When 'Brand Identity' Fails to Reflect the Brand
Every time I drive by an Arby's—which have been around since 1964—and see the whimsical sign with the giant cowboy hat, I chuckle. I imagine a hot roast beef sandwich, and it makes me hungry.
Same thing with Wendy's, which opened in 1969. The sign says to me, "Stop here for a great breakfast or juicy, old-fashioned burger!"
Though only a sometimes customer, over the years both of these organizations have created positive brand awareness in my head.
So when I received the e-mail from KCSA Strategic Communications announcing a "new brand identity" for Wendy's/Arby's, I was curious. After all, the old brands were real good.
Here's how the "new brand identity" is described:
"The Wendy's/Arby's Group brand identity is designed not only as an acronym, but as a spiral continuum, maintaining the idea of continuous, flexible movement forward," said Margaret Wiatrowski, creative director, KCSA Strategic Communications. "The overall visual direction remains neutral by introducing entirely new elements to the combined entity, both formalistically and typographically. The two entities are symbolically combined through a mutual sense of innovation, authenticity and tradition."
NOTE: At the end of this story are illustrations of the logos discussed.
Creating a Logo
One day in 1984, I came home from a very liquid lunch with the late, great freelance copywriter Harry Walsh and muttered to my wife, Peggy, that I wanted to start a newsletter based on our massive archive of junk mail.
"Cash flow for a newsletter can't be any worse than cash flow for a freelancer," Peggy said. "Let's do it."

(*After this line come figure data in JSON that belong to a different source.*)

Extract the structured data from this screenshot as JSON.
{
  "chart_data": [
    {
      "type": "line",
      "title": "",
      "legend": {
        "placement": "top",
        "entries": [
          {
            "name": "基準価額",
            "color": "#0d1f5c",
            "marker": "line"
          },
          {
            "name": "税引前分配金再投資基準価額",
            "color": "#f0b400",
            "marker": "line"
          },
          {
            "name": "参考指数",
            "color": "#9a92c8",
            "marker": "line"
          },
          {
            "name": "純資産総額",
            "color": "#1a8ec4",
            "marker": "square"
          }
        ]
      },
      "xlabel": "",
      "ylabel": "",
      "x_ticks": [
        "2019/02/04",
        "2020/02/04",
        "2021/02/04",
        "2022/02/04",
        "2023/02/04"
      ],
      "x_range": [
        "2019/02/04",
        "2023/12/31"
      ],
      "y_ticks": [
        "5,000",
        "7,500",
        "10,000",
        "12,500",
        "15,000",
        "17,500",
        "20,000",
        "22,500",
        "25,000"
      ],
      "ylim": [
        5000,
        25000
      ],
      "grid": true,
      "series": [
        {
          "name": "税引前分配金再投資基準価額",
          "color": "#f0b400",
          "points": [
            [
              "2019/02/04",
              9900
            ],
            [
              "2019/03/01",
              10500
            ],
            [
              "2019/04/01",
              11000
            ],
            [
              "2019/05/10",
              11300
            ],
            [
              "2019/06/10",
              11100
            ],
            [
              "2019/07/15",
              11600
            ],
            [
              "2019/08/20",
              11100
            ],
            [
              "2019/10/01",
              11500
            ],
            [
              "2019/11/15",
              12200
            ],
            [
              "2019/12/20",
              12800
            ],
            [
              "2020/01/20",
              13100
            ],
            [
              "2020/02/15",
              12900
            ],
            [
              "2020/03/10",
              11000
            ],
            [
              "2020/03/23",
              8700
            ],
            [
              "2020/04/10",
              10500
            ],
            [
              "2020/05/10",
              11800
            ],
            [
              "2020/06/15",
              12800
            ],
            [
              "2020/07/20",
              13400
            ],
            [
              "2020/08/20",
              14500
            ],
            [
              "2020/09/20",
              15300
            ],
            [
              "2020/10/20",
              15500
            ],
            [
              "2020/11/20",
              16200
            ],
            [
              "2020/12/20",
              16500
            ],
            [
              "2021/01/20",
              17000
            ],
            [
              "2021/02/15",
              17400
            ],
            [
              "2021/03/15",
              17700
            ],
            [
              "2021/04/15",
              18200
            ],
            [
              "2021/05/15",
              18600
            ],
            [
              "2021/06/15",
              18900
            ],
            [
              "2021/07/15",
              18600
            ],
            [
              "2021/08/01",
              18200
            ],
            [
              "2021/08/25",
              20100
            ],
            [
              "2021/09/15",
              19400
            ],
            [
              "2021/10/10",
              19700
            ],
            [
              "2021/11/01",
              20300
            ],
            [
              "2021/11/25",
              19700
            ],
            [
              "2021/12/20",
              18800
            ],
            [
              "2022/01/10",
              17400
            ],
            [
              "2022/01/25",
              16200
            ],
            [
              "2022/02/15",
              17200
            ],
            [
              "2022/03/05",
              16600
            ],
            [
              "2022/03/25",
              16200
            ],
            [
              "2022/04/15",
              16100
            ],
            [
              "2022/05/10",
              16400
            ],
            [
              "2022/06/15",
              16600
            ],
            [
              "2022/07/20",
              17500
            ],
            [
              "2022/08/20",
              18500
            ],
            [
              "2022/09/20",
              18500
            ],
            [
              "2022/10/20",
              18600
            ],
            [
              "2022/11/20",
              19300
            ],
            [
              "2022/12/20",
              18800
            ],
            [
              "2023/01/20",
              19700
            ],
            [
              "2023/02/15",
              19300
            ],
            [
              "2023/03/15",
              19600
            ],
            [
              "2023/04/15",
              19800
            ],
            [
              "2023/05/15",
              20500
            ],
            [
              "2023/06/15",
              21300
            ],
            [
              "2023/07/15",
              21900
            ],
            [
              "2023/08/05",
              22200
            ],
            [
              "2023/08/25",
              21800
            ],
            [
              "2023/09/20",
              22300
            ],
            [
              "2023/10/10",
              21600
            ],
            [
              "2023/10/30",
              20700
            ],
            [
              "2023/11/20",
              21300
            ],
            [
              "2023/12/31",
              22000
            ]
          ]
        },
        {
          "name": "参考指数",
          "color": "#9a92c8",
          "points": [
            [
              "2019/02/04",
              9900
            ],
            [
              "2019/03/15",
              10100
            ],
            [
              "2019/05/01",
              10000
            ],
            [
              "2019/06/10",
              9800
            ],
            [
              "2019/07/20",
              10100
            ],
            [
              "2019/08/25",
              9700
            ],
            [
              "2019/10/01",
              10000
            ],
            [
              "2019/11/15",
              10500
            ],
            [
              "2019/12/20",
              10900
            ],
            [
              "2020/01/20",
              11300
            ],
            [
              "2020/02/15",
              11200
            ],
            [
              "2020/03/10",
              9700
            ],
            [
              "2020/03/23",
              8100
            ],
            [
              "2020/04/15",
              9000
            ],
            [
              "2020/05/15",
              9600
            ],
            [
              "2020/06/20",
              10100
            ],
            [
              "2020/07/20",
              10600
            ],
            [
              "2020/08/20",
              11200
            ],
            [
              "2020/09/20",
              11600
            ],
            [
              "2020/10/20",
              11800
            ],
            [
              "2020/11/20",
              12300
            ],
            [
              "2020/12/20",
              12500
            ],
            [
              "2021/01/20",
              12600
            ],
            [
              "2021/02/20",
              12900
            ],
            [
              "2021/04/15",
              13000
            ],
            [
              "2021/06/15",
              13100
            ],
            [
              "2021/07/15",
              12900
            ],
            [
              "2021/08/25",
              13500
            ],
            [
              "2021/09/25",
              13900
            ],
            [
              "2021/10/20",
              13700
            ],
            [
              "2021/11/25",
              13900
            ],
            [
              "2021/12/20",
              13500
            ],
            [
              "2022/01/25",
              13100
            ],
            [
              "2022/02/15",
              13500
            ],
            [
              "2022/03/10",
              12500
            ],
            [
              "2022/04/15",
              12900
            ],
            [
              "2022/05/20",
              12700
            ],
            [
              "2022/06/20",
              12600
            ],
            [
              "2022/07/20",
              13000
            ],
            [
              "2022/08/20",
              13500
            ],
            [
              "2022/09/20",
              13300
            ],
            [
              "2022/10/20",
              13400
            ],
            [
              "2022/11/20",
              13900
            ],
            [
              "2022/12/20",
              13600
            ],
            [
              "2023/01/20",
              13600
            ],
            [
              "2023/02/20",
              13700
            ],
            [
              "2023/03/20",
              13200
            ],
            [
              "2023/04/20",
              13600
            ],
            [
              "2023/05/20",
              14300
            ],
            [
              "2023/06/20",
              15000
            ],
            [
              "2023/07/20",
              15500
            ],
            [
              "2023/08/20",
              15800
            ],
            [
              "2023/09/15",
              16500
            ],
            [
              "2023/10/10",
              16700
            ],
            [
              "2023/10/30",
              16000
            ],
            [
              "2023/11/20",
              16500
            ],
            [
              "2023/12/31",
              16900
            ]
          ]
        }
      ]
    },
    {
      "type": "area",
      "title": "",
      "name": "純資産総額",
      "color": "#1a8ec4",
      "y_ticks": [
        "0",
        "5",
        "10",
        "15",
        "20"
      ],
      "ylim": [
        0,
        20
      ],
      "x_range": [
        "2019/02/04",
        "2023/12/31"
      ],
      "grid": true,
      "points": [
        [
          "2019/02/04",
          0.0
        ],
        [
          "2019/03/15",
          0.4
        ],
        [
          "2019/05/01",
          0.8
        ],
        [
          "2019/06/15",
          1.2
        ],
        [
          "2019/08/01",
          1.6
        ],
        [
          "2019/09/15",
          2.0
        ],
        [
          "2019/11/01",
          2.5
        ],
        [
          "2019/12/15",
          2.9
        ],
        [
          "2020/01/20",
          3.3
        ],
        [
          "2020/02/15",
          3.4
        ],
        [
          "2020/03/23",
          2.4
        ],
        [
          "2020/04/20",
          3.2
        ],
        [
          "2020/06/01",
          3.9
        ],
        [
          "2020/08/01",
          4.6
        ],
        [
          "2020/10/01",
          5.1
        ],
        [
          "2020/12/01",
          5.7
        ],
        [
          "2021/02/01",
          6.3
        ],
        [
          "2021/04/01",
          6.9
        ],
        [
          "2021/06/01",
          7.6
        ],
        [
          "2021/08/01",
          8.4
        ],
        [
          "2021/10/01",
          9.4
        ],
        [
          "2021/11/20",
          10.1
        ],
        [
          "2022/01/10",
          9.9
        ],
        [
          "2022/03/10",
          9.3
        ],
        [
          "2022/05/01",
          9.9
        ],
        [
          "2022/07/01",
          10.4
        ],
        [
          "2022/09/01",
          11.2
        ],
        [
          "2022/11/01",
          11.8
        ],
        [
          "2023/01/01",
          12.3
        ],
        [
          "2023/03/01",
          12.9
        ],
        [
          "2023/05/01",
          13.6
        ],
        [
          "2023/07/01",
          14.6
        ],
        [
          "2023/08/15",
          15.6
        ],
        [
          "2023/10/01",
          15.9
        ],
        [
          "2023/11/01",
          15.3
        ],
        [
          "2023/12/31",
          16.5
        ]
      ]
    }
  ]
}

WHO'S MAILING WHAT! was born.
One thing we needed was a distinctive title design/logo for the cover page and elsewhere. I called my trusty, wonderfully talented freelance art director, Heide Follin, and gave her the assignment. "Don't sweat over this," I told her. "Just bang out a few designs, and we'll pick one."
I had a reason for being casual about this.

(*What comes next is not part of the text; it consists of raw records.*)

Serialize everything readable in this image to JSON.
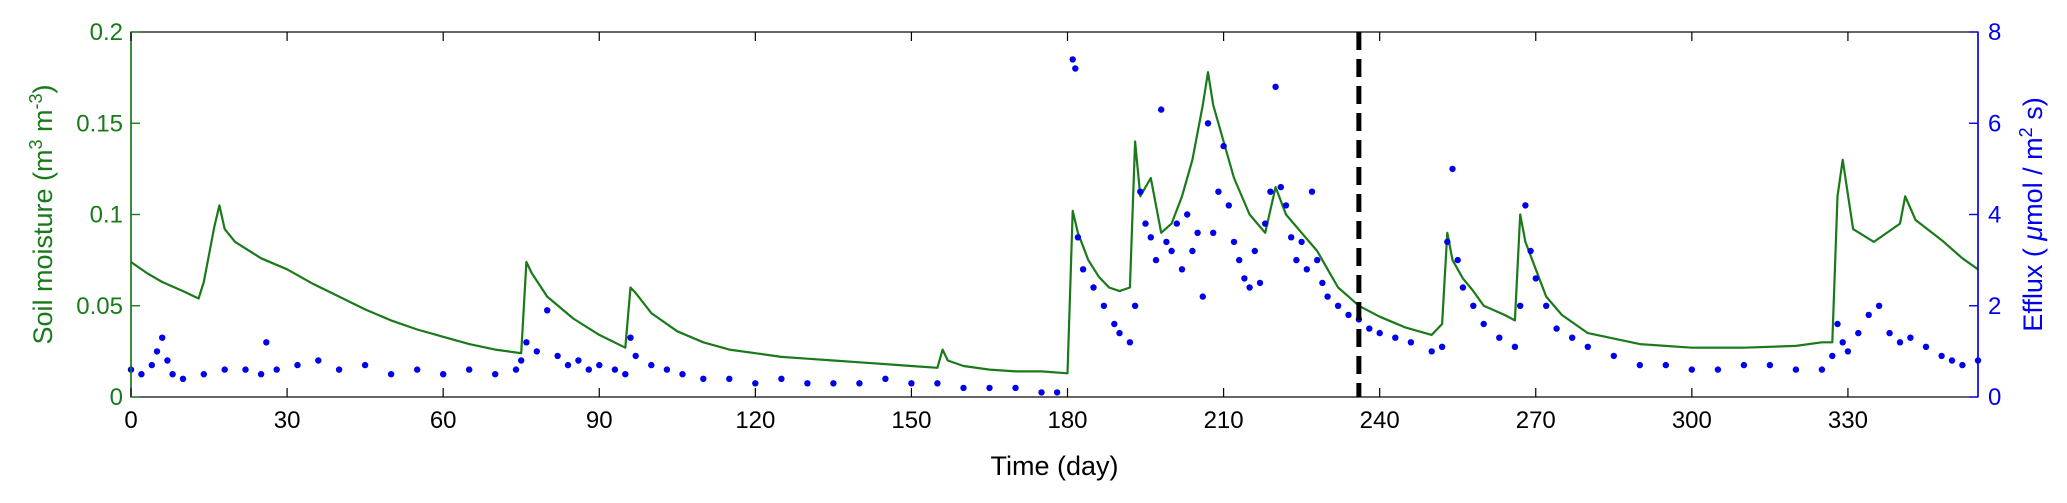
{
  "chart_data": {
    "type": "line",
    "title": "",
    "xlabel": "Time (day)",
    "ylabel_left": {
      "prefix": "Soil moisture (m",
      "sup1": "3",
      "mid": " m",
      "sup2": "-3",
      "suffix": ")"
    },
    "ylabel_right": {
      "prefix": "Efflux ( ",
      "mu": "μ",
      "mid": "mol / m",
      "sup": "2",
      "suffix": " s)"
    },
    "xlim": [
      0,
      355
    ],
    "ylim_left": [
      0,
      0.2
    ],
    "ylim_right": [
      0,
      8
    ],
    "x_ticks": [
      0,
      30,
      60,
      90,
      120,
      150,
      180,
      210,
      240,
      270,
      300,
      330
    ],
    "x_tick_labels": [
      "0",
      "30",
      "60",
      "90",
      "120",
      "150",
      "180",
      "210",
      "240",
      "270",
      "300",
      "330"
    ],
    "y_left_ticks": [
      0,
      0.05,
      0.1,
      0.15,
      0.2
    ],
    "y_left_tick_labels": [
      "0",
      "0.05",
      "0.1",
      "0.15",
      "0.2"
    ],
    "y_right_ticks": [
      0,
      2,
      4,
      6,
      8
    ],
    "y_right_tick_labels": [
      "0",
      "2",
      "4",
      "6",
      "8"
    ],
    "grid": false,
    "legend": "none",
    "colors": {
      "soil_moisture": "#1a7a1a",
      "efflux": "#0000ee",
      "marker_line": "#000000"
    },
    "vertical_marker_day": 236,
    "series": [
      {
        "axis": "left",
        "style": "line",
        "x": [
          0,
          3,
          6,
          10,
          13,
          14,
          15,
          16,
          17,
          18,
          20,
          25,
          30,
          35,
          40,
          45,
          50,
          55,
          60,
          65,
          70,
          75,
          76,
          77,
          80,
          85,
          90,
          95,
          96,
          97,
          100,
          105,
          110,
          115,
          120,
          125,
          130,
          135,
          140,
          145,
          150,
          155,
          156,
          157,
          160,
          165,
          170,
          175,
          180,
          181,
          182,
          184,
          186,
          188,
          190,
          192,
          193,
          194,
          196,
          198,
          200,
          202,
          204,
          206,
          207,
          208,
          210,
          212,
          215,
          218,
          220,
          222,
          225,
          228,
          230,
          232,
          234,
          236,
          240,
          245,
          250,
          252,
          253,
          254,
          256,
          258,
          260,
          264,
          266,
          267,
          268,
          270,
          272,
          275,
          280,
          290,
          300,
          310,
          320,
          325,
          327,
          328,
          329,
          331,
          335,
          340,
          341,
          343,
          348,
          352,
          355
        ],
        "y": [
          0.074,
          0.068,
          0.063,
          0.058,
          0.054,
          0.063,
          0.078,
          0.093,
          0.105,
          0.092,
          0.085,
          0.076,
          0.07,
          0.062,
          0.055,
          0.048,
          0.042,
          0.037,
          0.033,
          0.029,
          0.026,
          0.024,
          0.074,
          0.068,
          0.055,
          0.043,
          0.034,
          0.027,
          0.06,
          0.057,
          0.046,
          0.036,
          0.03,
          0.026,
          0.024,
          0.022,
          0.021,
          0.02,
          0.019,
          0.018,
          0.017,
          0.016,
          0.026,
          0.02,
          0.017,
          0.015,
          0.014,
          0.014,
          0.013,
          0.102,
          0.09,
          0.075,
          0.066,
          0.06,
          0.058,
          0.06,
          0.14,
          0.11,
          0.12,
          0.09,
          0.095,
          0.11,
          0.13,
          0.16,
          0.178,
          0.16,
          0.14,
          0.12,
          0.1,
          0.09,
          0.115,
          0.1,
          0.09,
          0.08,
          0.07,
          0.06,
          0.055,
          0.05,
          0.044,
          0.038,
          0.034,
          0.04,
          0.09,
          0.075,
          0.065,
          0.058,
          0.05,
          0.045,
          0.042,
          0.1,
          0.085,
          0.07,
          0.055,
          0.045,
          0.035,
          0.029,
          0.027,
          0.027,
          0.028,
          0.03,
          0.03,
          0.11,
          0.13,
          0.092,
          0.085,
          0.095,
          0.11,
          0.097,
          0.086,
          0.076,
          0.07
        ]
      },
      {
        "axis": "right",
        "style": "scatter",
        "x": [
          0,
          2,
          4,
          5,
          6,
          7,
          8,
          10,
          14,
          18,
          22,
          25,
          26,
          28,
          32,
          36,
          40,
          45,
          50,
          55,
          60,
          65,
          70,
          74,
          75,
          76,
          78,
          80,
          82,
          84,
          86,
          88,
          90,
          93,
          95,
          96,
          97,
          100,
          103,
          106,
          110,
          115,
          120,
          125,
          130,
          135,
          140,
          145,
          150,
          155,
          160,
          165,
          170,
          175,
          178,
          181,
          181.5,
          182,
          183,
          185,
          187,
          189,
          190,
          192,
          193,
          194,
          195,
          196,
          197,
          198,
          199,
          200,
          201,
          202,
          203,
          204,
          205,
          206,
          207,
          208,
          209,
          210,
          211,
          212,
          213,
          214,
          215,
          216,
          217,
          218,
          219,
          220,
          221,
          222,
          223,
          224,
          225,
          226,
          227,
          228,
          229,
          230,
          232,
          234,
          236,
          238,
          240,
          243,
          246,
          250,
          252,
          253,
          254,
          255,
          256,
          258,
          260,
          263,
          266,
          267,
          268,
          269,
          270,
          272,
          274,
          277,
          280,
          285,
          290,
          295,
          300,
          305,
          310,
          315,
          320,
          325,
          327,
          328,
          329,
          330,
          332,
          334,
          336,
          338,
          340,
          342,
          345,
          348,
          350,
          352,
          355
        ],
        "y": [
          0.6,
          0.5,
          0.7,
          1.0,
          1.3,
          0.8,
          0.5,
          0.4,
          0.5,
          0.6,
          0.6,
          0.5,
          1.2,
          0.6,
          0.7,
          0.8,
          0.6,
          0.7,
          0.5,
          0.6,
          0.5,
          0.6,
          0.5,
          0.6,
          0.8,
          1.2,
          1.0,
          1.9,
          0.9,
          0.7,
          0.8,
          0.6,
          0.7,
          0.6,
          0.5,
          1.3,
          0.9,
          0.7,
          0.6,
          0.5,
          0.4,
          0.4,
          0.3,
          0.4,
          0.3,
          0.3,
          0.3,
          0.4,
          0.3,
          0.3,
          0.2,
          0.2,
          0.2,
          0.1,
          0.1,
          7.4,
          7.2,
          3.5,
          2.8,
          2.4,
          2.0,
          1.6,
          1.4,
          1.2,
          2.0,
          4.5,
          3.8,
          3.5,
          3.0,
          6.3,
          3.4,
          3.2,
          3.8,
          2.8,
          4.0,
          3.2,
          3.6,
          2.2,
          6.0,
          3.6,
          4.5,
          5.5,
          4.2,
          3.4,
          3.0,
          2.6,
          2.4,
          3.2,
          2.5,
          3.8,
          4.5,
          6.8,
          4.6,
          4.2,
          3.5,
          3.0,
          3.4,
          2.8,
          4.5,
          3.0,
          2.5,
          2.2,
          2.0,
          1.8,
          1.7,
          1.5,
          1.4,
          1.3,
          1.2,
          1.0,
          1.1,
          3.4,
          5.0,
          3.0,
          2.4,
          2.0,
          1.6,
          1.3,
          1.1,
          2.0,
          4.2,
          3.2,
          2.6,
          2.0,
          1.5,
          1.3,
          1.1,
          0.9,
          0.7,
          0.7,
          0.6,
          0.6,
          0.7,
          0.7,
          0.6,
          0.6,
          0.9,
          1.6,
          1.2,
          1.0,
          1.4,
          1.8,
          2.0,
          1.4,
          1.2,
          1.3,
          1.1,
          0.9,
          0.8,
          0.7,
          0.8
        ]
      }
    ]
  }
}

NBC Announces a New Logo—Ta-Dah!
In 1976, with great fanfare, NBC announced a spiffy new logo—a stylized "N" for which a high-powered design firm was reportedly paid between $600,000 and $1 million. NBC was promptly sued by Nebraska Educational Television for pirating the logo it had been using for two years. Many red faces later, plus a six-figure settlement, NBC got its logo. Total cost to NBC wound up being roughly $2 million. Meanwhile, the Nebraska folks had paid somewhere between $75 and $100 for the original logo two years before.
Heide Follin came to the house a few days later with a single sheet of paper containing five or six design sketches for WHO'S MAILING WHAT!, and we picked one. I may have paid her $100, but more likely, being Heide, she did it as a favor for a good client.
When a Logo Bears No Relationship to the Brand
I found the KSCA press release odd, because it talked about creating "new brand identity"—an airy-fairy, intellectualized, red-and-yellow ribbon design where the W and A "are symbolically combined through a mutual sense of innovation, authenticity and tradition."
The new corporate slogan/motto for the Wendy's/Arby's Group is equally bizarre: "SERVING FRESH IDEAS DAILY."
Wendy's and Arby's emphatically do not serve fresh ideas daily!
They serve fresh and succulent slabs of roast beef on fresh buns; old-fashioned, juicy hamburgers piled high with cheese, bacon, onion and tomato; or a breakfast plate loaded with sausage, fresh eggs, hash browns, waffles 'n' syrup with a mug of steaming fresh coffee.
Serving fresh ideas daily? C'mon.
What Is a Brand?
A brand cannot be launched. A product or service is brought to market and tested. A slogan can help—e.g., "Good to the last drop," "The pause that refreshes," "99 and 44/100s percent pure," "We bring good things to light," "Breakfast of champions."
When Peggy and I started WHO'S MAILING WHAT!, we didn't have a brand. Nine years later—after proving ourselves in the marketplace—we had a well-respected and unique brand we were able to sell to Target Marketing.
Only after months and years in the world of commerce does a product or service achieve brand status.
"What's your brand?" asked Al Ries in an AdAge.com column. "If you can't answer that question about your own brand in two or three words, your brand's in trouble. That's what differentiates a Hilton from a Hyatt, a Marriott, an Omni."
Eventually, with acceptance, the product or service becomes differentiated in the minds of consumers and/or businesspeople. It acquires brand. The brand is the USP—unique selling proposition—the thing that makes it different (and beloved) from all others in the field.
Once established, a brand is hugely valuable and should be protected at all costs—not scrapped and given a "new brand identity."
The idea of giving good ol' Wendy's and Arby's "new brand identities" is preposterous. How could the rubes that run Wendy's/Arby's fall for such Madison Ave.-MBA BS?